Journal blasphémateur Qui préside depuis 2008 le CFCM? Mohammed Moussaoui, né au Maroc, et maître de conférences à l'Université d'Avignon. Personnellement je n'ai rien contre les binationaux, étudiants et a fortiori enseignants. Mais vu la charge de l'UMP contre les binationaux lors du fameux débat sur l'Identité nationale et les obstacles que multiplient Claude Guéant à l'accueil d'universitaires étrangers, il apparait pour le moins contradictoire de voir cet organisme présidé par un tel homme. Curieux choix en effet que ce M. Moussaoui qui, avant d'être élu à la tête du CFCM, s'était distingué en 2006 parmi les plaignants à l'encontre de Charlie Hebdo lors de l'affaire dite des caricatures de Mahomet. Un procès très communautariste, heureusement gagné par le journal blasphémateur au nom de la liberté d'expression, qui dut néanmoins en payer le prix fort 5 ans plus tard avec l'incendie de ses locaux par des illuminés islamistes, acte naturellement condamné par M. Moussaoui.

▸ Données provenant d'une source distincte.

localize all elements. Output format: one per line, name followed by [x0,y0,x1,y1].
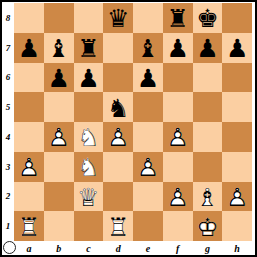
square-b7[interactable]: ♝ [44,33,74,63]
square-c8[interactable] [74,3,104,33]
file-label-c: c [74,242,104,255]
black-piece-glyph: ♟ [14,34,44,64]
piece-white-rook[interactable]: ♜♖ [103,211,133,241]
square-b1[interactable] [44,211,74,241]
black-piece-glyph: ♜ [74,34,104,64]
white-piece-outline: ♘ [74,153,104,183]
white-piece-outline: ♗ [193,183,223,213]
square-f3[interactable] [163,152,193,182]
square-d6[interactable] [103,63,133,93]
black-piece-glyph: ♛ [103,4,133,34]
square-f1[interactable] [163,211,193,241]
square-g3[interactable] [193,152,223,182]
square-g2[interactable]: ♝♗ [193,182,223,212]
piece-white-pawn[interactable]: ♟♙ [133,152,163,182]
black-piece-glyph: ♚ [193,4,223,34]
square-d2[interactable] [103,182,133,212]
square-a7[interactable]: ♟ [14,33,44,63]
square-d8[interactable]: ♛ [103,3,133,33]
piece-black-king[interactable]: ♚ [193,3,223,33]
piece-white-pawn[interactable]: ♟♙ [103,122,133,152]
black-piece-glyph: ♞ [103,93,133,123]
square-c3[interactable]: ♞♘ [74,152,104,182]
rank-label-7: 7 [2,33,14,63]
black-piece-glyph: ♟ [133,64,163,94]
square-e5[interactable] [133,92,163,122]
piece-black-pawn[interactable]: ♟ [222,33,252,63]
square-e4[interactable] [133,122,163,152]
white-piece-outline: ♙ [163,183,193,213]
piece-black-pawn[interactable]: ♟ [44,63,74,93]
piece-black-pawn[interactable]: ♟ [193,33,223,63]
square-e7[interactable]: ♝ [133,33,163,63]
rank-label-8: 8 [2,3,14,33]
chess-board[interactable]: ♛♜♚♟♝♜♝♟♟♟♟♟♟♞♟♙♞♘♟♙♟♙♟♙♞♘♟♙♛♕♟♙♝♗♟♙♜♖♜♖… [14,3,252,241]
white-to-move-indicator [3,241,16,254]
chess-diagram: 87654321 ♛♜♚♟♝♜♝♟♟♟♟♟♟♞♟♙♞♘♟♙♟♙♟♙♞♘♟♙♛♕♟… [0,0,257,257]
square-h3[interactable] [222,152,252,182]
piece-white-rook[interactable]: ♜♖ [14,211,44,241]
square-g5[interactable] [193,92,223,122]
square-d4[interactable]: ♟♙ [103,122,133,152]
white-piece-outline: ♙ [14,153,44,183]
square-g6[interactable] [193,63,223,93]
square-g8[interactable]: ♚ [193,3,223,33]
square-h6[interactable] [222,63,252,93]
white-piece-outline: ♙ [133,153,163,183]
square-a5[interactable] [14,92,44,122]
file-label-h: h [222,242,252,255]
piece-black-pawn[interactable]: ♟ [14,33,44,63]
black-piece-glyph: ♝ [44,34,74,64]
white-piece-outline: ♙ [44,123,74,153]
black-piece-glyph: ♟ [193,34,223,64]
rank-label-1: 1 [2,211,14,241]
square-b8[interactable] [44,3,74,33]
square-a6[interactable] [14,63,44,93]
square-g7[interactable]: ♟ [193,33,223,63]
square-f4[interactable]: ♟♙ [163,122,193,152]
rank-label-4: 4 [2,122,14,152]
square-h8[interactable] [222,3,252,33]
square-h7[interactable]: ♟ [222,33,252,63]
file-label-e: e [133,242,163,255]
file-label-a: a [14,242,44,255]
black-piece-glyph: ♟ [44,64,74,94]
square-c1[interactable] [74,211,104,241]
square-f5[interactable] [163,92,193,122]
square-a3[interactable]: ♟♙ [14,152,44,182]
square-d3[interactable] [103,152,133,182]
square-b5[interactable] [44,92,74,122]
rank-label-3: 3 [2,152,14,182]
file-label-b: b [44,242,74,255]
piece-black-rook[interactable]: ♜ [74,33,104,63]
white-piece-outline: ♘ [74,123,104,153]
square-c5[interactable] [74,92,104,122]
square-g1[interactable]: ♚♔ [193,211,223,241]
piece-black-bishop[interactable]: ♝ [133,33,163,63]
piece-white-queen[interactable]: ♛♕ [74,182,104,212]
square-e6[interactable]: ♟ [133,63,163,93]
white-piece-outline: ♕ [74,183,104,213]
white-piece-outline: ♖ [14,212,44,242]
black-piece-glyph: ♟ [222,34,252,64]
square-d5[interactable]: ♞ [103,92,133,122]
square-h5[interactable] [222,92,252,122]
piece-white-bishop[interactable]: ♝♗ [193,182,223,212]
square-e1[interactable] [133,211,163,241]
piece-black-pawn[interactable]: ♟ [133,63,163,93]
square-a4[interactable] [14,122,44,152]
square-e8[interactable] [133,3,163,33]
file-label-d: d [103,242,133,255]
square-b2[interactable] [44,182,74,212]
square-e3[interactable]: ♟♙ [133,152,163,182]
square-e2[interactable] [133,182,163,212]
square-c7[interactable]: ♜ [74,33,104,63]
square-g4[interactable] [193,122,223,152]
square-b6[interactable]: ♟ [44,63,74,93]
piece-white-pawn[interactable]: ♟♙ [14,152,44,182]
square-d1[interactable]: ♜♖ [103,211,133,241]
white-piece-outline: ♙ [163,123,193,153]
piece-black-bishop[interactable]: ♝ [44,33,74,63]
rank-label-5: 5 [2,92,14,122]
white-piece-outline: ♔ [193,212,223,242]
piece-white-pawn[interactable]: ♟♙ [222,182,252,212]
black-piece-glyph: ♟ [163,34,193,64]
square-b4[interactable]: ♟♙ [44,122,74,152]
piece-black-pawn[interactable]: ♟ [163,33,193,63]
square-a8[interactable] [14,3,44,33]
rank-labels: 87654321 [2,3,14,241]
square-a2[interactable] [14,182,44,212]
square-c6[interactable]: ♟ [74,63,104,93]
black-piece-glyph: ♜ [163,4,193,34]
piece-black-knight[interactable]: ♞ [103,92,133,122]
square-h2[interactable]: ♟♙ [222,182,252,212]
square-f8[interactable]: ♜ [163,3,193,33]
square-h4[interactable] [222,122,252,152]
file-label-f: f [163,242,193,255]
piece-white-knight[interactable]: ♞♘ [74,122,104,152]
file-label-g: g [193,242,223,255]
piece-white-pawn[interactable]: ♟♙ [44,122,74,152]
square-c2[interactable]: ♛♕ [74,182,104,212]
square-f6[interactable] [163,63,193,93]
piece-black-queen[interactable]: ♛ [103,3,133,33]
square-c4[interactable]: ♞♘ [74,122,104,152]
piece-white-king[interactable]: ♚♔ [193,211,223,241]
piece-black-pawn[interactable]: ♟ [74,63,104,93]
piece-white-knight[interactable]: ♞♘ [74,152,104,182]
black-piece-glyph: ♟ [74,64,104,94]
white-piece-outline: ♙ [103,123,133,153]
file-labels: abcdefgh [14,242,252,255]
square-d7[interactable] [103,33,133,63]
rank-label-2: 2 [2,182,14,212]
square-a1[interactable]: ♜♖ [14,211,44,241]
square-h1[interactable] [222,211,252,241]
black-piece-glyph: ♝ [133,34,163,64]
square-f2[interactable]: ♟♙ [163,182,193,212]
square-b3[interactable] [44,152,74,182]
rank-label-6: 6 [2,63,14,93]
piece-white-pawn[interactable]: ♟♙ [163,122,193,152]
piece-white-pawn[interactable]: ♟♙ [163,182,193,212]
piece-black-rook[interactable]: ♜ [163,3,193,33]
white-piece-outline: ♙ [222,183,252,213]
white-piece-outline: ♖ [103,212,133,242]
square-f7[interactable]: ♟ [163,33,193,63]
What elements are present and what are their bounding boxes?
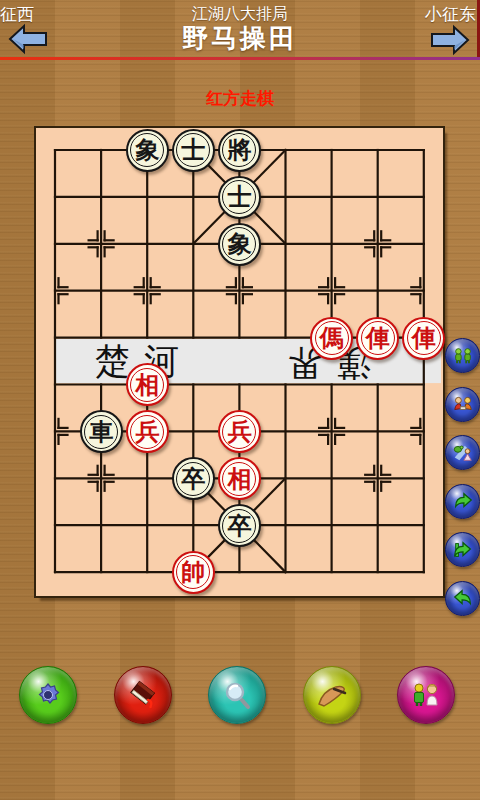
board-point[interactable]: [32, 408, 78, 455]
two-figures-icon: [452, 345, 474, 367]
board-point[interactable]: [170, 408, 216, 455]
gear-icon: [31, 678, 65, 712]
undo-button[interactable]: [445, 581, 480, 616]
board-point[interactable]: [262, 549, 308, 596]
board-point[interactable]: [124, 502, 170, 549]
board-point[interactable]: [262, 315, 308, 362]
next-arrow-icon[interactable]: [430, 24, 470, 56]
board-point[interactable]: [401, 549, 447, 596]
two-players-button[interactable]: [445, 338, 480, 373]
piece-black-elephant[interactable]: 象: [218, 223, 261, 266]
app-screen: 征西 小征东 江湖八大排局 野马操田 红方走棋 楚河 漢界 象士將士象傌俥俥相車…: [0, 0, 480, 800]
book-icon: [126, 678, 160, 712]
piece-black-soldier[interactable]: 卒: [172, 457, 215, 500]
board-point[interactable]: [309, 127, 355, 174]
board-point[interactable]: 卒: [216, 502, 262, 549]
board-point[interactable]: [309, 455, 355, 502]
piece-red-chariot[interactable]: 俥: [356, 317, 399, 360]
board-point[interactable]: [170, 221, 216, 268]
book-button[interactable]: [114, 666, 172, 724]
board-point[interactable]: [32, 221, 78, 268]
board-point[interactable]: [78, 127, 124, 174]
board-point[interactable]: [309, 268, 355, 315]
board-point[interactable]: [78, 361, 124, 408]
board-point[interactable]: [355, 174, 401, 221]
board-point[interactable]: [78, 549, 124, 596]
board-point[interactable]: [262, 127, 308, 174]
piece-black-advisor[interactable]: 士: [218, 176, 261, 219]
board-point[interactable]: [309, 502, 355, 549]
piece-red-general[interactable]: 帥: [172, 551, 215, 594]
xiangqi-board: 楚河 漢界 象士將士象傌俥俥相車兵兵卒相卒帥: [36, 128, 443, 596]
turn-status: 红方走棋: [0, 87, 480, 110]
board-point[interactable]: [124, 315, 170, 362]
board-point[interactable]: [355, 361, 401, 408]
board-point[interactable]: [355, 127, 401, 174]
board-point[interactable]: [32, 549, 78, 596]
board-point[interactable]: 兵: [216, 408, 262, 455]
piece-red-horse[interactable]: 傌: [310, 317, 353, 360]
board-point[interactable]: 車: [78, 408, 124, 455]
board-point[interactable]: [32, 174, 78, 221]
board-point[interactable]: [309, 361, 355, 408]
piece-red-chariot[interactable]: 俥: [402, 317, 445, 360]
piece-black-general[interactable]: 將: [218, 129, 261, 172]
board-point[interactable]: [216, 315, 262, 362]
board-point[interactable]: 象: [124, 127, 170, 174]
piece-black-advisor[interactable]: 士: [172, 129, 215, 172]
board-point[interactable]: [355, 455, 401, 502]
board-point[interactable]: [170, 268, 216, 315]
board-point[interactable]: [262, 221, 308, 268]
board-point[interactable]: [401, 455, 447, 502]
board-point[interactable]: [124, 549, 170, 596]
undo-arrow-icon: [452, 587, 474, 609]
board-point[interactable]: [78, 502, 124, 549]
board-point[interactable]: [355, 502, 401, 549]
board-point[interactable]: [401, 174, 447, 221]
board-point[interactable]: [262, 408, 308, 455]
seated-players-icon: [452, 393, 474, 415]
board-point[interactable]: [78, 174, 124, 221]
board-point[interactable]: [355, 408, 401, 455]
board-point[interactable]: 士: [170, 127, 216, 174]
board-point[interactable]: [170, 361, 216, 408]
board-point[interactable]: [401, 268, 447, 315]
prev-arrow-icon[interactable]: [8, 23, 48, 55]
board-point[interactable]: [124, 221, 170, 268]
board-point[interactable]: [32, 315, 78, 362]
player-vs-computer-button[interactable]: [445, 435, 480, 470]
board-point[interactable]: [216, 361, 262, 408]
board-point[interactable]: 將: [216, 127, 262, 174]
board-point[interactable]: [355, 549, 401, 596]
board-point[interactable]: 相: [124, 361, 170, 408]
piece-black-chariot[interactable]: 車: [80, 410, 123, 453]
board-point[interactable]: [309, 221, 355, 268]
bottom-toolbar: [19, 666, 455, 723]
puzzle-title: 野马操田: [0, 21, 480, 56]
magnifier-icon: [220, 678, 254, 712]
board-point[interactable]: 傌: [309, 315, 355, 362]
board-point[interactable]: 俥: [401, 315, 447, 362]
board-point[interactable]: [170, 315, 216, 362]
board-point[interactable]: [355, 221, 401, 268]
board-point[interactable]: [262, 455, 308, 502]
back-to-start-button[interactable]: [445, 532, 480, 567]
board-point[interactable]: [124, 174, 170, 221]
board-point[interactable]: [309, 549, 355, 596]
search-button[interactable]: [208, 666, 266, 724]
board-point[interactable]: [32, 502, 78, 549]
right-toolbar: [445, 338, 480, 616]
player-vs-player-button[interactable]: [445, 387, 480, 422]
piece-black-elephant[interactable]: 象: [126, 129, 169, 172]
board-point[interactable]: [355, 268, 401, 315]
board-point[interactable]: [170, 174, 216, 221]
board-point[interactable]: [32, 455, 78, 502]
board-point[interactable]: [170, 502, 216, 549]
board-point[interactable]: 俥: [355, 315, 401, 362]
board-point[interactable]: [78, 221, 124, 268]
board-point[interactable]: [32, 268, 78, 315]
piece-red-elephant[interactable]: 相: [218, 457, 261, 500]
board-point[interactable]: 相: [216, 455, 262, 502]
board-point[interactable]: 卒: [170, 455, 216, 502]
board-point[interactable]: [401, 221, 447, 268]
board-point[interactable]: 士: [216, 174, 262, 221]
skip-back-arrow-icon: [452, 539, 474, 561]
board-point[interactable]: [32, 361, 78, 408]
board-point[interactable]: [401, 127, 447, 174]
board-point[interactable]: [262, 174, 308, 221]
board-point[interactable]: [262, 361, 308, 408]
board-grid: 象士將士象傌俥俥相車兵兵卒相卒帥: [32, 127, 447, 596]
board-point[interactable]: [78, 455, 124, 502]
redo-arrow-icon: [452, 490, 474, 512]
board-point[interactable]: [78, 268, 124, 315]
piece-red-elephant[interactable]: 相: [126, 363, 169, 406]
board-point[interactable]: [216, 268, 262, 315]
two-kids-icon: [409, 678, 443, 712]
board-point[interactable]: [32, 127, 78, 174]
board-point[interactable]: 象: [216, 221, 262, 268]
piece-red-soldier[interactable]: 兵: [218, 410, 261, 453]
board-point[interactable]: [401, 408, 447, 455]
turtle-and-player-icon: [452, 442, 474, 464]
players-button[interactable]: [397, 666, 455, 724]
board-point[interactable]: [401, 361, 447, 408]
board-point[interactable]: [124, 455, 170, 502]
header-divider: [0, 57, 480, 60]
board-point[interactable]: [124, 268, 170, 315]
board-point[interactable]: [262, 268, 308, 315]
hint-button[interactable]: [303, 666, 361, 724]
forward-button[interactable]: [445, 484, 480, 519]
piece-red-soldier[interactable]: 兵: [126, 410, 169, 453]
settings-button[interactable]: [19, 666, 77, 724]
board-point[interactable]: 兵: [124, 408, 170, 455]
writing-hand-icon: [314, 677, 350, 713]
board-point[interactable]: [262, 502, 308, 549]
board-point[interactable]: [401, 502, 447, 549]
board-point[interactable]: [309, 174, 355, 221]
piece-black-soldier[interactable]: 卒: [218, 504, 261, 547]
board-point[interactable]: 帥: [170, 549, 216, 596]
board-point[interactable]: [78, 315, 124, 362]
board-point[interactable]: [309, 408, 355, 455]
board-point[interactable]: [216, 549, 262, 596]
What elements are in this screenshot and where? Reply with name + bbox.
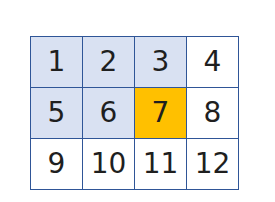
grid-cell-1[interactable]: 1 — [31, 37, 82, 87]
grid-cell-8[interactable]: 8 — [187, 88, 238, 138]
grid-cell-9[interactable]: 9 — [31, 139, 82, 189]
grid-cell-6[interactable]: 6 — [83, 88, 134, 138]
grid-cell-2[interactable]: 2 — [83, 37, 134, 87]
grid-cell-4[interactable]: 4 — [187, 37, 238, 87]
grid-cell-7[interactable]: 7 — [135, 88, 186, 138]
number-grid: 123456789101112 — [30, 36, 239, 190]
grid-cell-10[interactable]: 10 — [83, 139, 134, 189]
grid-cell-12[interactable]: 12 — [187, 139, 238, 189]
grid-cell-5[interactable]: 5 — [31, 88, 82, 138]
grid-cell-11[interactable]: 11 — [135, 139, 186, 189]
grid-cell-3[interactable]: 3 — [135, 37, 186, 87]
page-canvas: 123456789101112 — [0, 0, 275, 202]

Comprenne qui pourra, il se trouve que Mohamed Moussaoui, tout comme d'ailleurs son prédécesseur au CFCM, Dalil Boubakeur, recteur de la grande Mosquée de Paris, appellent tous les deux à voter Nicolas Sarkozy le 22 avril prochain. Ils ne ménagent d'ailleurs pas leurs efforts pour mobiliser la communauté musulmane, dans un esprit cependant qui me semble bien éloigné des valeurs républicaines. C'est ainsi que le 11 mars dernier, pour les emmener au grand show sarkozyste de Villepinte, l'UMP a affrété trois bus au départ de la mosquée Al-Islah de Montreuil, où les hommes et les femmes sont bien sagement montés chacun dans des véhicules différents. Qui s'étonnera du reste que des musulmans pratiquants soient conservateurs et qu'en tant que tels, ils adhèrent au parti conservateur français, c'est à dire à l'UMP? A chacun sa communauté de pensée.